When Yamaha Pro Clark Wendlandt fishes shallow water cover, which is just about everywhere he fishes, the veteran tournament angler uses a two-lure approach that fools bass throughout the summer months. It's a technique that has taken him to 13 Forrest Wood Cup® championships and three FLW® Angler of the Year titles during his career, so it works on lakes and rivers throughout the country.

"I start fishing shoreline laydowns, stumps, or scattered lily pads and vegetation with a small, square bill crankbait," explains Wendlandt, "and then follow by pitching or flipping a soft plastic creature bait into the same cover. The crankbait catches the most aggressive, and usually the largest, bass first, and the creature bait attracts others not as anxious to strike.

"It's always effective to show bass different lures, especially when you know they're receiving heavy fishing pressure, and these two lures are completely different in their actions and appearance."

The square bill crankbaits, made by many different manufacturers, are effective because they seldom snag on limbs and brush. In contrast to "regular" crankbaits featuring a line-tie on the bill itself, square bills have the line-tie on the body. This feature, combined with the short, straight-edged bill itself, keep the lure from diving very deep or very fast. Wendlandt's favorite depth to use them is between three and five feet.

"I fish them with 15-pound monofilament line, which is pretty stout line, and I reel them fairly fast," continues the Yamaha pro. "The lures deflect off any object they hit, and this sudden change of direction seems to be what triggers the bass to bite. It's almost exclusively a reaction strike. The best cover is fairly open, scattered brush, but I'll use the crankbaits in lily pads, too. About the only cover you can't fish them in is thicker, matted vegetation because they will get snagged.

"I don't like to use them in clear water, either. If I can see the crankbait all the way back to the boat during my retrieve, the water's too clear for me."

The creature bait is Wendlandt's follow-up lure, regardless of whether bass hit the crankbait. With a swimming-style tail and other appendages, these lures create more water movement and general commotion than ordinary plastic worms but they have a much different appearance in the cover than the crankbait. Wendlandt seldom casts them, but rather, uses a pitching or flipping approach.

"I Texas rig them with a slip sinker between 3/16 and 5/16-ounce so they don't fall fast, and I usually try to get my line over a limb so I have more of a vertical presentation," he points out. "That way, I can slowly jig the lure up and down and keep it in front of bass longer."

The Yamaha Pro prefers 20-pound fluorocarbon line with the creature bait because of its sensitivity; when he's using these lures he's often already caught the most active fish in the cover and he's expecting a slower bite.

"Flipping and pitching soft plastics to bass in shallow cover has always been one of my favorite ways to catch bass," explains Wendlandt, "and it's a technique I've been able to use successfully in tournaments for years, just like a lot of other anglers.

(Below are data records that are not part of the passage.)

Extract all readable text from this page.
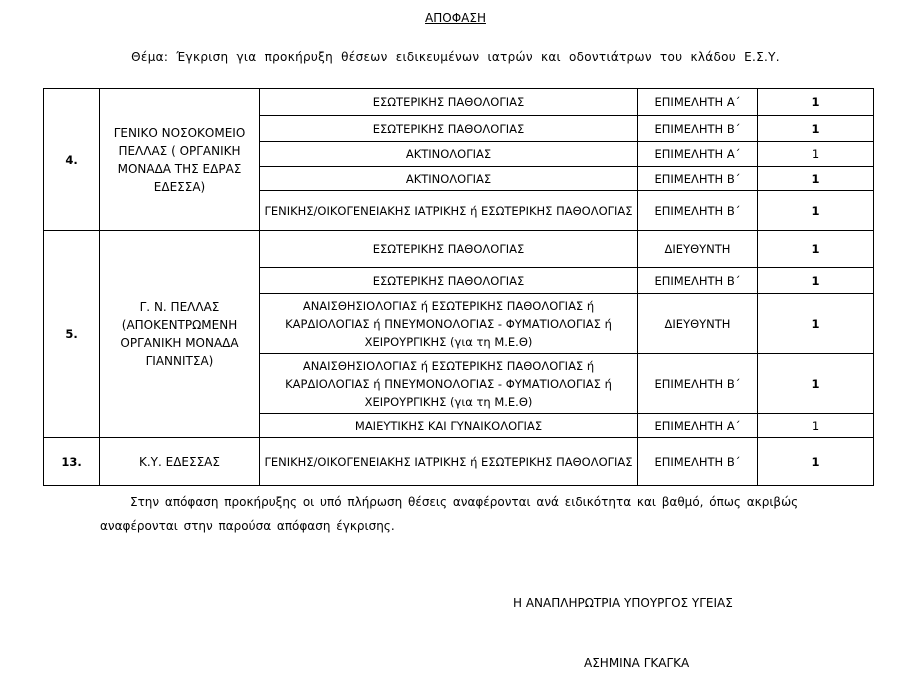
ΑΠΟΦΑΣΗ
Θέμα: Έγκριση για προκήρυξη θέσεων ειδικευμένων ιατρών και οδοντιάτρων του κλάδου Ε.Σ.Υ.
4.	ΓΕΝΙΚΟ ΝΟΣΟΚΟΜΕΙΟ ΠΕΛΛΑΣ ( ΟΡΓΑΝΙΚΗ ΜΟΝΑΔΑ ΤΗΣ ΕΔΡΑΣ ΕΔΕΣΣΑ)	ΕΣΩΤΕΡΙΚΗΣ ΠΑΘΟΛΟΓΙΑΣ	ΕΠΙΜΕΛΗΤΗ Α΄	1
		ΕΣΩΤΕΡΙΚΗΣ ΠΑΘΟΛΟΓΙΑΣ	ΕΠΙΜΕΛΗΤΗ Β΄	1
		ΑΚΤΙΝΟΛΟΓΙΑΣ	ΕΠΙΜΕΛΗΤΗ Α΄	1
		ΑΚΤΙΝΟΛΟΓΙΑΣ	ΕΠΙΜΕΛΗΤΗ Β΄	1
		ΓΕΝΙΚΗΣ/ΟΙΚΟΓΕΝΕΙΑΚΗΣ ΙΑΤΡΙΚΗΣ ή ΕΣΩΤΕΡΙΚΗΣ ΠΑΘΟΛΟΓΙΑΣ	ΕΠΙΜΕΛΗΤΗ Β΄	1
5.	Γ. Ν. ΠΕΛΛΑΣ (ΑΠΟΚΕΝΤΡΩΜΕΝΗ ΟΡΓΑΝΙΚΗ ΜΟΝΑΔΑ ΓΙΑΝΝΙΤΣΑ)	ΕΣΩΤΕΡΙΚΗΣ ΠΑΘΟΛΟΓΙΑΣ	ΔΙΕΥΘΥΝΤΗ	1
		ΕΣΩΤΕΡΙΚΗΣ ΠΑΘΟΛΟΓΙΑΣ	ΕΠΙΜΕΛΗΤΗ Β΄	1
		ΑΝΑΙΣΘΗΣΙΟΛΟΓΙΑΣ ή ΕΣΩΤΕΡΙΚΗΣ ΠΑΘΟΛΟΓΙΑΣ ή ΚΑΡΔΙΟΛΟΓΙΑΣ ή ΠΝΕΥΜΟΝΟΛΟΓΙΑΣ - ΦΥΜΑΤΙΟΛΟΓΙΑΣ ή ΧΕΙΡΟΥΡΓΙΚΗΣ (για τη Μ.Ε.Θ)	ΔΙΕΥΘΥΝΤΗ	1
		ΑΝΑΙΣΘΗΣΙΟΛΟΓΙΑΣ ή ΕΣΩΤΕΡΙΚΗΣ ΠΑΘΟΛΟΓΙΑΣ ή ΚΑΡΔΙΟΛΟΓΙΑΣ ή ΠΝΕΥΜΟΝΟΛΟΓΙΑΣ - ΦΥΜΑΤΙΟΛΟΓΙΑΣ ή ΧΕΙΡΟΥΡΓΙΚΗΣ (για τη Μ.Ε.Θ)	ΕΠΙΜΕΛΗΤΗ Β΄	1
		ΜΑΙΕΥΤΙΚΗΣ ΚΑΙ ΓΥΝΑΙΚΟΛΟΓΙΑΣ	ΕΠΙΜΕΛΗΤΗ Α΄	1
13.	Κ.Υ. ΕΔΕΣΣΑΣ	ΓΕΝΙΚΗΣ/ΟΙΚΟΓΕΝΕΙΑΚΗΣ ΙΑΤΡΙΚΗΣ ή ΕΣΩΤΕΡΙΚΗΣ ΠΑΘΟΛΟΓΙΑΣ	ΕΠΙΜΕΛΗΤΗ Β΄	1
Στην απόφαση προκήρυξης οι υπό πλήρωση θέσεις αναφέρονται ανά ειδικότητα και βαθμό, όπως ακριβώς αναφέρονται στην παρούσα απόφαση έγκρισης.
Η ΑΝΑΠΛΗΡΩΤΡΙΑ ΥΠΟΥΡΓΟΣ ΥΓΕΙΑΣ
ΑΣΗΜΙΝΑ ΓΚΑΓΚΑ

"The square bill crankbaits have been around for a number of years, too, but it has taken anglers longer to learn to use them properly and to their maximum efficiency. They really are amazing lures.

"I started combining the crankbaits with my soft plastics on the same cover because they give me two totally different presentations. This time of year, I always have rods rigged with both lures, and I'll fish them all day long."